My grandparents in the 20's.
Well, I'm plotting out my story Milk and Water (a free ebook) a play. There's virtually only one setting. Outside a dance hall. A dance hall which some people suspect is a lot more than that.
I found this article from 1925, the Gazette, where Jules Crepeau is discussing Dance Halls and the Lord's Day act.
"Instructions have been given to the Chief of Police to close all dance halls a midnight, according to Jules Crepeau. The Lord's Day Act will be invoked. That's because the City had just lost a case against a proprietor of a dance hall over the same issue, invoking a less toothy by-law. (Apparently.)
Charity balls, like the St. Andrew's Ball, are exempt. Hmm. (It's those Presbyterians who brought in this law in 1908, joining forces with Big Labour.
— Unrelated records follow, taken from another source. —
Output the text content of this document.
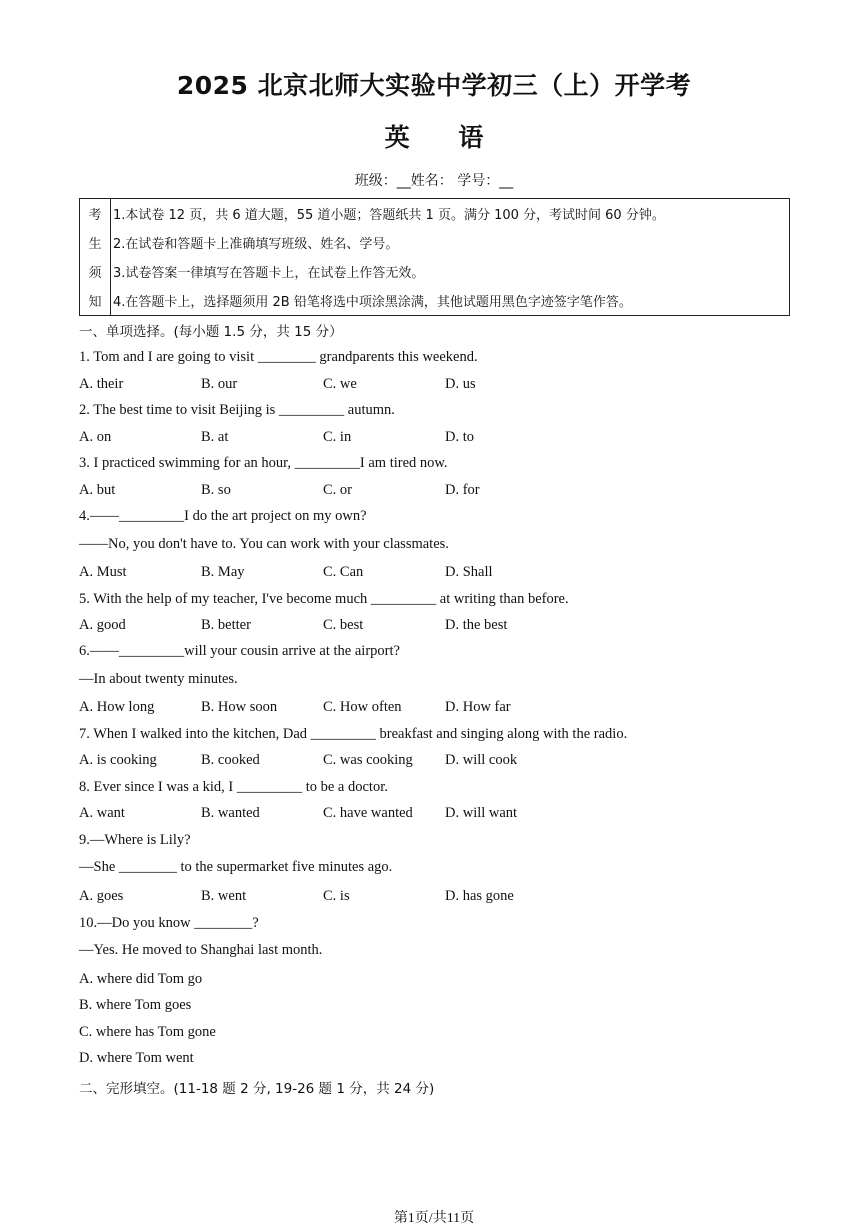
2025 北京北师大实验中学初三（上）开学考
英 语
班级：__姓名： 学号：__
考	1.本试卷 12 页，共 6 道大题，55 道小题；答题纸共 1 页。满分 100 分，考试时间 60 分钟。
生	2.在试卷和答题卡上准确填写班级、姓名、学号。
须	3.试卷答案一律填写在答题卡上，在试卷上作答无效。
知	4.在答题卡上，选择题须用 2B 铅笔将选中项涂黑涂满，其他试题用黑色字迹签字笔作答。
一、单项选择。(每小题 1.5 分，共 15 分）
1. Tom and I are going to visit ________ grandparents this weekend.
A. their	B. our	C. we	D. us
2. The best time to visit Beijing is _________ autumn.
A. on	B. at	C. in	D. to
3. I practiced swimming for an hour, _________I am tired now.
A. but	B. so	C. or	D. for
4.——_________I do the art project on my own?
——No, you don't have to. You can work with your classmates.
A. Must	B. May	C. Can	D. Shall
5. With the help of my teacher, I've become much _________ at writing than before.
A. good	B. better	C. best	D. the best
6.——_________will your cousin arrive at the airport?
—In about twenty minutes.
A. How long	B. How soon	C. How often	D. How far
7. When I walked into the kitchen, Dad _________ breakfast and singing along with the radio.
A. is cooking	B. cooked	C. was cooking D. will cook
8. Ever since I was a kid, I _________ to be a doctor.
A. want	B. wanted	C. have wanted D. will want
9.—Where is Lily?
—She ________ to the supermarket five minutes ago.
A. goes	B. went	C. is	D. has gone
10.—Do you know ________?
—Yes. He moved to Shanghai last month.
A. where did Tom go
B. where Tom goes
C. where has Tom gone
D. where Tom went
二、完形填空。(11-18 题 2 分, 19-26 题 1 分，共 24 分)
第1页/共11页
Theatres had to close on Sunday, but not movie houses, due to the fact that the law only specified 'theatres.'
So this article appeared in 1925 and plenty of places stayed open... enough for someone called W.E. Raney to complain to the American Senate hearings on Prohibition that Montreal was a Sin Pit and that my grandfather, a civil servant, told the Chief of Police what to do. (See my earlier Boardwalk Empire posts.)
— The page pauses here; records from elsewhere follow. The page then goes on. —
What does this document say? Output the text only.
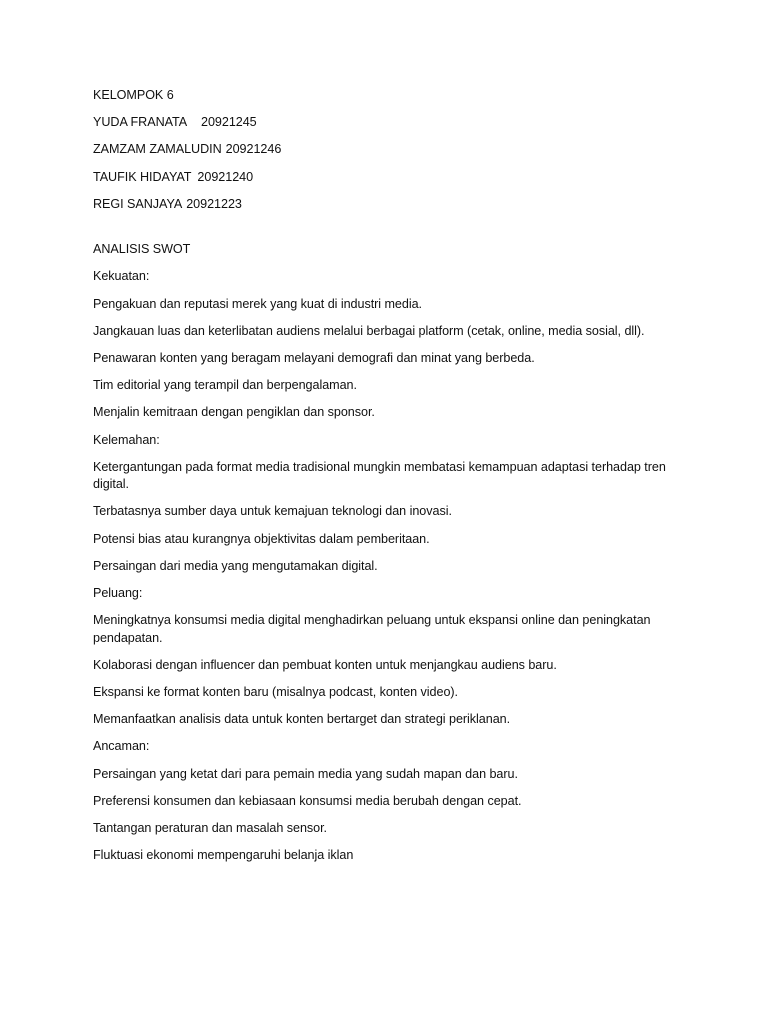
KELOMPOK 6
YUDA FRANATA 20921245
ZAMZAM ZAMALUDIN 20921246
TAUFIK HIDAYAT 20921240
REGI SANJAYA 20921223
ANALISIS SWOT
Kekuatan:
Pengakuan dan reputasi merek yang kuat di industri media.
Jangkauan luas dan keterlibatan audiens melalui berbagai platform (cetak, online, media sosial, dll).
Penawaran konten yang beragam melayani demografi dan minat yang berbeda.
Tim editorial yang terampil dan berpengalaman.
Menjalin kemitraan dengan pengiklan dan sponsor.
Kelemahan:
Ketergantungan pada format media tradisional mungkin membatasi kemampuan adaptasi terhadap tren digital.
Terbatasnya sumber daya untuk kemajuan teknologi dan inovasi.
Potensi bias atau kurangnya objektivitas dalam pemberitaan.
Persaingan dari media yang mengutamakan digital.
Peluang:
Meningkatnya konsumsi media digital menghadirkan peluang untuk ekspansi online dan peningkatan pendapatan.
Kolaborasi dengan influencer dan pembuat konten untuk menjangkau audiens baru.
Ekspansi ke format konten baru (misalnya podcast, konten video).
Memanfaatkan analisis data untuk konten bertarget dan strategi periklanan.
Ancaman:
Persaingan yang ketat dari para pemain media yang sudah mapan dan baru.
Preferensi konsumen dan kebiasaan konsumsi media berubah dengan cepat.
Tantangan peraturan dan masalah sensor.
Fluktuasi ekonomi mempengaruhi belanja iklan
So in my play Milk and Water, set at the end of August, 1927, I have my grandfather and my husband's grandfather, a French Canadian and an English Canadian spending four hours in front of one of the more infamous 'dance halls' in town, on the instructions of the Mayor, lest the Prince of Wales and his brother show up.
They are there delivering pure water, as there's a typhoid epidemic. My grandfather, the dutiful soldier, isn't complaining, although he has plenty of things on his mind... the Water and Power Scandal and the Laurier Palace Fire Scandal...My husband's grandfather isn't complaining, as he has his new soft drinks on hand, and hopes he can get a thumbs up from the Princes. The Radnor people are the official suppliers of Water to the Crown in Canada, and this irks him.
A police constable will be posted with them, to make sure any other constable doesn't interfere.
Interesting people will come and go....And they'll go at each other...and this is where I have to be clever: my grandfather who had a fabulous memory will attack Thomas Wells for the fear tactics in his advertising 'that are ruining the reputation of Montreal and keeping American tourists away."
Thomas Wells will attack him for City Hall patronage, etc.